COMPREHENSIVE PULMONARY FUNCTION TESTS
Pulmonary function tests include blood gas evaluation, lung volume measurement (i.e., residual volume, functional residual capacity, and total lung capacity) and carbon monoxide diffusion in the lung (DLCO), in addition to spirometry. Total lung capacity is reduced in persons with parenchymal restrictive disease, but is normal or increased in those who have obstructive disorders with air trapping.1 In a patient who has normal spirometry and lung volumes but a reduced DLCO, the differential diagnosis includes anemia, early interstitial lung disease, and pulmonary vascular disease.
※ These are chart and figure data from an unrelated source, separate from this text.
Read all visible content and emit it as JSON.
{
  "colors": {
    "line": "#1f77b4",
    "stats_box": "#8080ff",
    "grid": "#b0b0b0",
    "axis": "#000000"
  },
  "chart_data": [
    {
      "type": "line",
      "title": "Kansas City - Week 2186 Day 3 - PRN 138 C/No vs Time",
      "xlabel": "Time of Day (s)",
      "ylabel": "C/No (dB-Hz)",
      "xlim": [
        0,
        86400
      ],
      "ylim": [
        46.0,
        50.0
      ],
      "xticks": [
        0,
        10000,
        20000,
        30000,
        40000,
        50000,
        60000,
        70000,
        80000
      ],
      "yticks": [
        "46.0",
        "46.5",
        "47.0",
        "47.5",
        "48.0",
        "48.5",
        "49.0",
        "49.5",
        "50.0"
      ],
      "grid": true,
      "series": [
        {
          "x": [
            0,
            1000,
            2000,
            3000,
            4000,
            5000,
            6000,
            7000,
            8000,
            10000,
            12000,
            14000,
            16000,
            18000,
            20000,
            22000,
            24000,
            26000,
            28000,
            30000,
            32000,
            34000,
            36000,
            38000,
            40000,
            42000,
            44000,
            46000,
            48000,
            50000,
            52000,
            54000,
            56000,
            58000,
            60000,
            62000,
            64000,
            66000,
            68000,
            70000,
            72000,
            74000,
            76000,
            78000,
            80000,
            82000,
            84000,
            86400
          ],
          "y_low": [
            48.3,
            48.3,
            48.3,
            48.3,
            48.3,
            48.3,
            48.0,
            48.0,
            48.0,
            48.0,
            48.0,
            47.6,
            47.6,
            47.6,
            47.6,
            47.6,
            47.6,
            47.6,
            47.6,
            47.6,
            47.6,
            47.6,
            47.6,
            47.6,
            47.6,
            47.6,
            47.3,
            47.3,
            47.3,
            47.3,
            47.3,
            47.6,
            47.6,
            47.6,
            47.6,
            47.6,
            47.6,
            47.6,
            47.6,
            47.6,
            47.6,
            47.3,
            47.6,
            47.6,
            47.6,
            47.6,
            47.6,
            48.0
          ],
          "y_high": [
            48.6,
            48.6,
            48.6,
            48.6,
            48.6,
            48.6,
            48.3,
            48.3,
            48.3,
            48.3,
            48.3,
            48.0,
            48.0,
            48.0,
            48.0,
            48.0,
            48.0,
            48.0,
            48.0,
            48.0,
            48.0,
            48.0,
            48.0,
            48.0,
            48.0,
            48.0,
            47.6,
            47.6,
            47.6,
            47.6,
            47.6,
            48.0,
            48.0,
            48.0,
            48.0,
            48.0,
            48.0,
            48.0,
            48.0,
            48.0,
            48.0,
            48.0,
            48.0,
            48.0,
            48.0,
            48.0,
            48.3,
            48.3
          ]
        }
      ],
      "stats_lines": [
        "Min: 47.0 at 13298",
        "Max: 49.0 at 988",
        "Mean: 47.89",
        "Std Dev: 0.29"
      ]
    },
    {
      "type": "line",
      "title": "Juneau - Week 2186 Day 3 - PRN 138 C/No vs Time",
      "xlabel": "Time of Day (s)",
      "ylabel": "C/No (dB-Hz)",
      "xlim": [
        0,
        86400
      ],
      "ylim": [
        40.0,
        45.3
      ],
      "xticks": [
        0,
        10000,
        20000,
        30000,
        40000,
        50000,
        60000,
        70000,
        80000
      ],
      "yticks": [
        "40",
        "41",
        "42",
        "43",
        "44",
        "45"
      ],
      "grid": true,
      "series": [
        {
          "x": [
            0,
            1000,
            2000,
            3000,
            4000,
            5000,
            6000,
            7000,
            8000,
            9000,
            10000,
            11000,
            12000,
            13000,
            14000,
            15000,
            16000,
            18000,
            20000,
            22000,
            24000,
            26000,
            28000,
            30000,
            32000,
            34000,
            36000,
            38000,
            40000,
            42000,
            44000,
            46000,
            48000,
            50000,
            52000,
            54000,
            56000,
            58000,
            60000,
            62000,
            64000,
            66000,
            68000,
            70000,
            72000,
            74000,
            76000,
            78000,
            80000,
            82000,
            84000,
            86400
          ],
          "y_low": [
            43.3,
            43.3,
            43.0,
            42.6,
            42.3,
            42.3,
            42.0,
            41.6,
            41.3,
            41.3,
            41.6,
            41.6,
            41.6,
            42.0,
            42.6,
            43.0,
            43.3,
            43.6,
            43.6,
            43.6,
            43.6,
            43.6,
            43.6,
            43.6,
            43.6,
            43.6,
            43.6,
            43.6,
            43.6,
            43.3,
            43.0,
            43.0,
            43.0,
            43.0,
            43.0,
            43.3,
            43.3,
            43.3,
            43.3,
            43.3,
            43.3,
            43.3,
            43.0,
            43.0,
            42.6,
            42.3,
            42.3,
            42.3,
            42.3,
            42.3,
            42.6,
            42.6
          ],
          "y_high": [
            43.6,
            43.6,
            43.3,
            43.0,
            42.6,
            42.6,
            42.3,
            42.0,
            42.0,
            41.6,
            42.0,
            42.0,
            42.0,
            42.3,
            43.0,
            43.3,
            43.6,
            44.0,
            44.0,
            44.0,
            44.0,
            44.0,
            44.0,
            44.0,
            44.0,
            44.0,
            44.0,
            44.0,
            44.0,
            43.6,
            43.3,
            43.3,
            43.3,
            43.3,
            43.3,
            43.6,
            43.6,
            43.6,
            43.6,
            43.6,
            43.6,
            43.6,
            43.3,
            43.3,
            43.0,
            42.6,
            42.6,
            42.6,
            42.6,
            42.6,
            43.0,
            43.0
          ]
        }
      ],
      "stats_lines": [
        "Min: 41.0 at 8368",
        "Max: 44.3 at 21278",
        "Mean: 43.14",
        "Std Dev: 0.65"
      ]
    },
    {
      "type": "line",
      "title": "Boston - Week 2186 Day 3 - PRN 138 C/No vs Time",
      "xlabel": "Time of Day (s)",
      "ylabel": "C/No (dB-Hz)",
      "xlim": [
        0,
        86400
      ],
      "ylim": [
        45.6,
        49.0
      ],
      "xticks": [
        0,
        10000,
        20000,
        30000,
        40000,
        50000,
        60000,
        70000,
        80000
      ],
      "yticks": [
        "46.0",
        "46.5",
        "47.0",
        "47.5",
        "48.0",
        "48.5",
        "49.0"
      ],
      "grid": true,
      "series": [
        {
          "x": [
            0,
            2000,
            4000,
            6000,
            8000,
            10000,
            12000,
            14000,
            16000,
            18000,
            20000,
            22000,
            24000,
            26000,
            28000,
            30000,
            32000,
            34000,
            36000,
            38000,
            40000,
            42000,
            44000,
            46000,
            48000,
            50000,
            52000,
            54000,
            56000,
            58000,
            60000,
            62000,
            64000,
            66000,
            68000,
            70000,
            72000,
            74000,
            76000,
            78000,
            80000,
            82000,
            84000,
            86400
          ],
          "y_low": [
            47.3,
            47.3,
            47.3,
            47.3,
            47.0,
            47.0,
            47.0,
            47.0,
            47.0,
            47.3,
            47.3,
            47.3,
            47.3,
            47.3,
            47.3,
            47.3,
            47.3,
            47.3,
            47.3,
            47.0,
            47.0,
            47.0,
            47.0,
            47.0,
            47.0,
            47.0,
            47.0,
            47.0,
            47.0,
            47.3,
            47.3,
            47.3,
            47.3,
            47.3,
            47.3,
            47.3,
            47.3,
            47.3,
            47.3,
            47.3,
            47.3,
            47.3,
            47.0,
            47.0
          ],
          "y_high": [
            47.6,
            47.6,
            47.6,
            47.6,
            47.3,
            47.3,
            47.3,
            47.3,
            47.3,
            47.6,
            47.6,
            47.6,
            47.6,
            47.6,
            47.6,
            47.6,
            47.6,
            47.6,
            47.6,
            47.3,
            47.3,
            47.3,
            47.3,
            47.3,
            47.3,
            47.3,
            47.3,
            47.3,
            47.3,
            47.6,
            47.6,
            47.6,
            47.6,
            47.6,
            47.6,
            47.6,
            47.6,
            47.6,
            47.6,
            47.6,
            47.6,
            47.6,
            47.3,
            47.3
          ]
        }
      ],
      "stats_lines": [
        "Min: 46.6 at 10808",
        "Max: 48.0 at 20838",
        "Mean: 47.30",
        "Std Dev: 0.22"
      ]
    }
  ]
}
Patients with emphysema typically have low DLCO. In patients with bronchiectasis, dyspnea is more closely correlated with lung hyperinflation than with airflow obstruction parameters.29 Reduced maximal inspiratory and expiratory pressures is evidence of neuromuscular causes of dyspnea.7
The American College of Cardiology and the American Heart Association recommend echocardiography (or alternative imaging) when heart failure is suspected.30 Like chest radiography, transthoracic echocardiography is appropriate for patients with dyspnea of suspected cardiac origin.6 Helpful data obtained include right ventricular and pulmonary artery pressures, ejection fraction, wall thickness and compliance, and valvular anomalies.
In chronic dyspnea of uncertain diagnosis likely due to diffuse pulmonary disease, the most appropriate imaging study is high-resolution noncontrast chest CT. Chronic or acute pulmonary embolism may need to be excluded using CT contrast angiography.8 CT is helpful in diagnosing inflammatory disorders or malignancies, interstitial lung disease, mediastinal disease, or occult emphysema. [updated]
In patients with unexplained pulmonary hypertension, ventilation/perfusion scanning should be performed to exclude chronic thromboembolic pulmonary hypertension.31 Ventilation/perfusion scanning is more sensitive than CT pulmonary angiography for detection of chronic thromboembolic pulmonary disease in patients with pulmonary hypertension.32
Cardiovascular stress testing with or without imaging may clarify the likelihood of coronary ischemia. Cardiopulmonary stress testing provides information on ventilatory gas exchange during exercise testing and metabolic oxygen demands.33 This may further clarify difficult to define dyspnea.
LESS COMMON AND INVASIVE TESTING
Diagnostic bronchoscopy, complemented by bronchiolar lavage or biopsy, may be needed to clarify interstitial lung diseases, such as sarcoidosis or malignancy, and confirm atypical or fungal infectious processes. Right heart catheterization is required to confirm the diagnosis of pulmonary arterial hypertension, to assess the severity of the hemodynamic impairment, and to test the vasoreactivity of the pulmonary circulation.31 Gallium scanning occasionally may be used to identify inflammatory, neoplastic, or infectious processes.7
Data Sources: Literature searches were performed in Essential Evidence Plus, PubMed, Dynamed, and Database of Reviews of Effects (DARE–Centre for Reviews and Dissemination). Search terms included dyspnea, chronic dyspnea, COPD, pulmonary arterial hypertension, interstitial lung disease, congestive heart failure, thromboembolic disease, pulmonary function testing, spirometry, and right heart catheterization. Guidelines of the American Thoracic Society, the American College of Radiology, and the American Heart Association also were reviewed. Search date: November 1, 2010.
Editor's Note: Table 3 has been removed from this article due to the identification of multiple errors and inconsistencies with the cited references that were discovered during a subsequent review.